The references to his sexuality, by the way, stem from a new book that seems to be just one more in a long line of revisionist histories claiming to have spotted yet one more famous crypto-homosexual. I'm not prepared to comment on the merits of this particular case, but experience has taught me to take such claims with more than a grain of salt when they are not backed up by clear documentary evidence.

Anyway, Sullivan's "arch nemesis" apparently, was architect Daniel Hudson Burnham. Now this gets me to wondering, given the "family business" nature of the New Church in America: Burnham is an "old church name", and there are, for that matter, Sullivans in the church as well; is there any connection between the Sullivan and Burnham of the architectural world of a hundred years ago and the modern Sullivan and Burnham families in the church today?

June 7, 2005

Welcome Assembly 2005 Visitors!

Hi there! And welcome, General Church Assembly attendees, to GlennFrazier.com.

Honestly, I didn't expect this site to get mentioned in any way by any one at the 2005 Assembly.
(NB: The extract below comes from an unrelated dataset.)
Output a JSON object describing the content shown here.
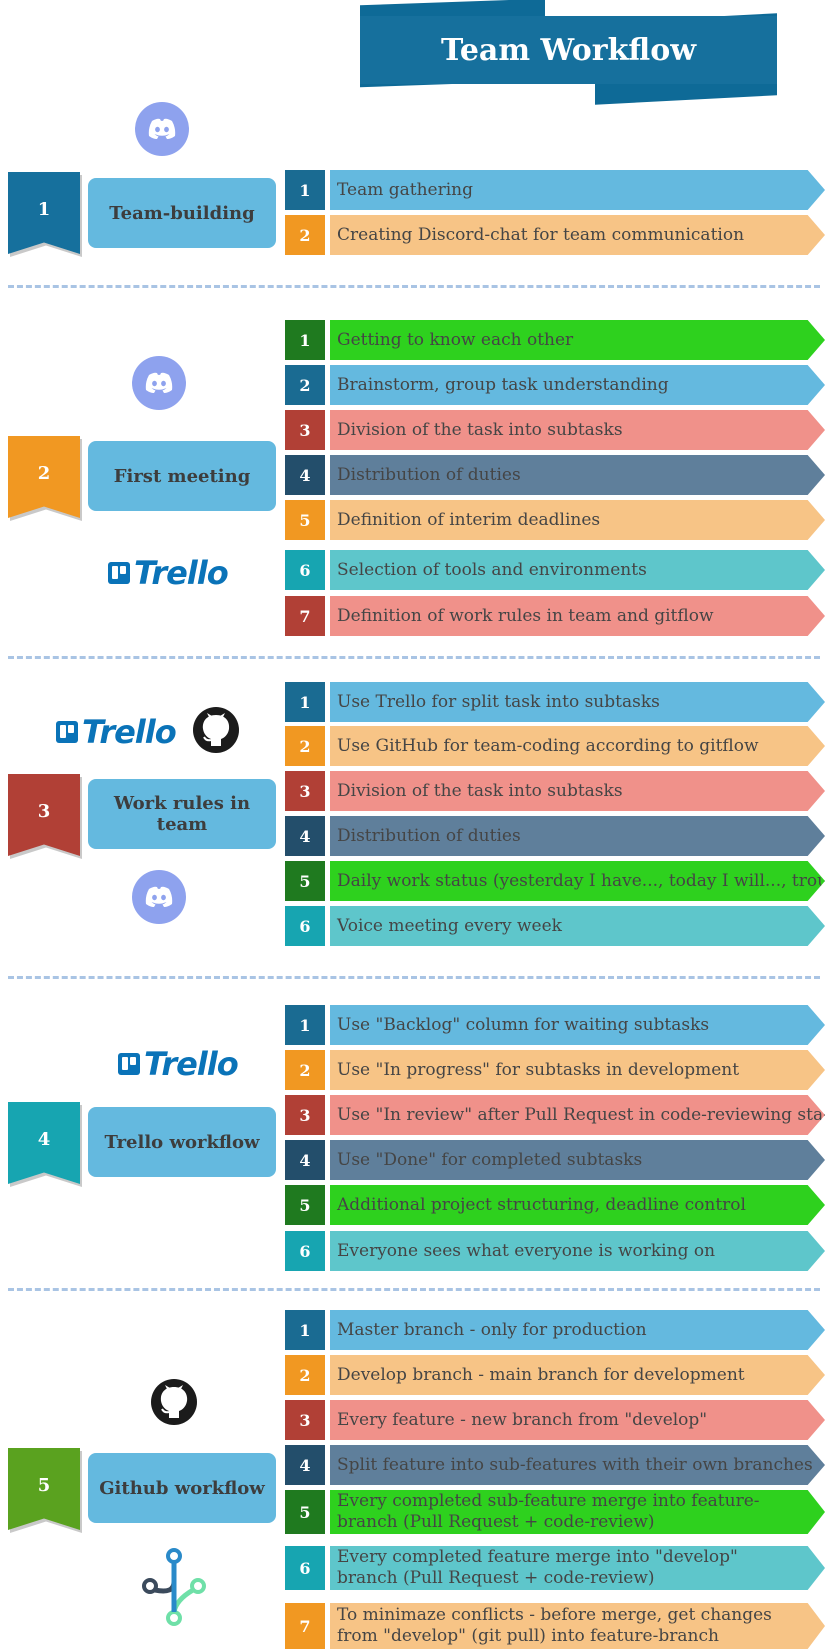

But since you're here, might I suggest you also visit another site of mine that is just starting up, TheoBlog.com.

GlennFrazier.com is my personal forum in which I share with fellow bloggers and other readers my opinions on war, politics, philosophy, the arts, and whatever else catches my fancy. TheoBlog.com is a group-blog being designed as a distinctly New Christian e-zine that addresses issues of morality, religion, philosophy, theology and current events from multiple Swedenborgian perspectives. My faith certainly comes out here on GlennFrazier.com, but TheoBlog.com is more self-consciously theological and evangelical.

If you are interested in contributing to the nascent New Christian blogging movement, post a comment here or over in TheoBlog.com.

And enjoy the Assembly!

New Poll on Religious Attitudes

There's an interesting new AP-Ipsos poll on religious attitudes within ten nations that is worth checking out.

Rather than repeat myself, let me just direct you to my post on the topic over at TheoBlog.com.

May 15, 2005

Michael Servetus

Ages and ages ago, I promised to post something about the fascinating theologian/martyr/heretic (it all depends on your own theology) Michael Servetus. Well, I finally did put something up...but on a different site.

Go to TheoBlog.com to read Three Christianities: Calvin, Servetus, Swedenborg. Also, as announced on that site, anyone looking for a far more in-depth comparison of the Christologies of Michael Servetus and Emanuel Swedenborg might want to check out Servetus, Swedenborg And the Nature of God, by Andrew M. T. Dibb.

I still haven't got a translation of the Servetus-Calvin letters, but hold out hope of finishing them some day nonetheless.